Esas ihbarcılar!
- Gürcan Bilgiç Yazıları
- 03 Aralık 2011, 00:11:45
Federasyon bu girişim üzerine belgeyi doğruladı, içindekileri yalanladı. UEFA müfettişi Cornu'nun CAS'a gönderdiği rapordaki görüşlerin hiçbir şekilde ifade edilmediğini belirtip, bu konuda UEFA'dan da yanıt beklediklerini söylediler. Şimdi kulaklarımızı Cornu'ya diktik. Bunları ya neresinden uydurduğunu açıklayacak bizlere, ya da duyumlarının ne şartlar altında gerçekleştiğini.
Fenerbahçe ile UEFA arasındaki "haksızlık" mahkemesinde, artık Türkiye Futbol Federasyonu da taraf oldu.
Bu işin bir de öteki tarafı var.
Koca UEFA İcra Kurulu, sadece iki kişinin "olabilir" demesi üzerine, böyle bir hükme nasıl varıyor? Belge yok, bilgi yok, savcı konuşmuyor...
Ortada sadece söylentiler ve medyaya sızdırılan telefon görüşme kayıtları var. Sanıklar bunlara karşı savunmalarını bile yapmamış. Bu konuşmaların denetimi gerçekleştirilmemiş.
Suçsuz görülmesi gerekenler, tutuklandığı için herkesin kafasında bir soru işareti oluşmuş.
Sıfır tolerans zemini
UEFA, "tutuklular şüphe için yeterli" diyebilir.
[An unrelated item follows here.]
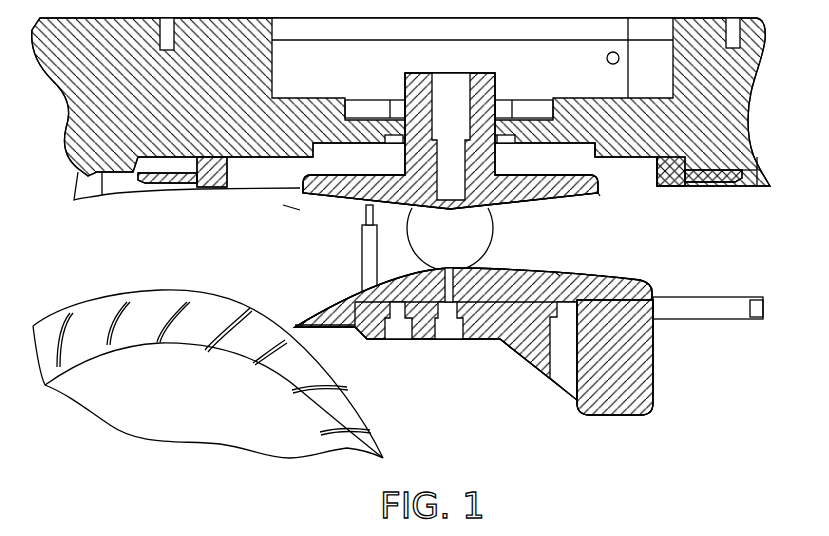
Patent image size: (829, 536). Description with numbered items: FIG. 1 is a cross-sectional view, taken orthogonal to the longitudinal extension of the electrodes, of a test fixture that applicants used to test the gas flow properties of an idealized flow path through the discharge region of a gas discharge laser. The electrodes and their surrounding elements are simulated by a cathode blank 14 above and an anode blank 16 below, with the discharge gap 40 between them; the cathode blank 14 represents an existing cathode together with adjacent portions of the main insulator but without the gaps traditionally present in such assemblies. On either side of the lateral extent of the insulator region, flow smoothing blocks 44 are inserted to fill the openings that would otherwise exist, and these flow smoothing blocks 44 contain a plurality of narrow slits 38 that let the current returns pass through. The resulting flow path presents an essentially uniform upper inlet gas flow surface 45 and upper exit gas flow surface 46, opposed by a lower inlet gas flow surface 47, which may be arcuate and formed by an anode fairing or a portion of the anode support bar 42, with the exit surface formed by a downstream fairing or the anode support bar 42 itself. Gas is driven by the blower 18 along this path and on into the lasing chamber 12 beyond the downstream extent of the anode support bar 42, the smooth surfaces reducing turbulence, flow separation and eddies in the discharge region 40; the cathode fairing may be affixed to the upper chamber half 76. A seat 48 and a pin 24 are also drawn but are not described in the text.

Ama Beşiktaş kulübünün asbaşkanı ile teknik direktörü de tutuklu.
Aynı dönemde Trabzonspor başkanı için yurt dışına çıkma yasağı var. Sıfır tölerans zemininde şartlar aynı yani.
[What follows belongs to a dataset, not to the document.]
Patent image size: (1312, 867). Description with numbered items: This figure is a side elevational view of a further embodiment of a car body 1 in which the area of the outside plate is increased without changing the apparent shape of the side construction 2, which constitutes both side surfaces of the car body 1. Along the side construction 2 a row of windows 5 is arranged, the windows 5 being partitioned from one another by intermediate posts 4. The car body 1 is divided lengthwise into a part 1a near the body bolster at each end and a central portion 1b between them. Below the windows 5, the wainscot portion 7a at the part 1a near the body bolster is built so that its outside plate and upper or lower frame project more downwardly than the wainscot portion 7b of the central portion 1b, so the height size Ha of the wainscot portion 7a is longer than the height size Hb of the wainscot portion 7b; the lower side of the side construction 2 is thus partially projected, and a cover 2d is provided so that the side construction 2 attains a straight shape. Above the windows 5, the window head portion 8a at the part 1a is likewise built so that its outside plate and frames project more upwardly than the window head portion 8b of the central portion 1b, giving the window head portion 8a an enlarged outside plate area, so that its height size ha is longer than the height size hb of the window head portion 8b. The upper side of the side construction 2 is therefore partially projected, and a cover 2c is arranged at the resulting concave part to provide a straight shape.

O zaman… Ali Koç'un yaptığı açıklamalardaki ilk görüş; UEFA'nın haddini aşarak konuyu incelemek üzere bir müfettiş göndermesinin üstünde duralım. Acaba kimler, hangi mektupları ve ihbarları yaptı ki Cornu'ya gerek görüldü, Futbol Federasyonu devreden çıkartıldı. Anlıyoruz ki UEFA, federasyonun tarafsız olduğuna inanmıyor, soruşturmanın hasıraltı edilmesinden endişeli.
Peki, Fenerbahçe'yi devreden çıkartılması ve Beşiktaş ile Trabzon'un direkten dönmesi en çok kime yarar sağlayacaktı?
TFF'nin yaptığı, "Türkiye'yi UEFA'ya ihbar edenleri tarih affetmez" açıklamasını hatırlatıp, o günlerdeki gelişmeleri bir kez daha gözden geçirmenizi tavsiye ederim.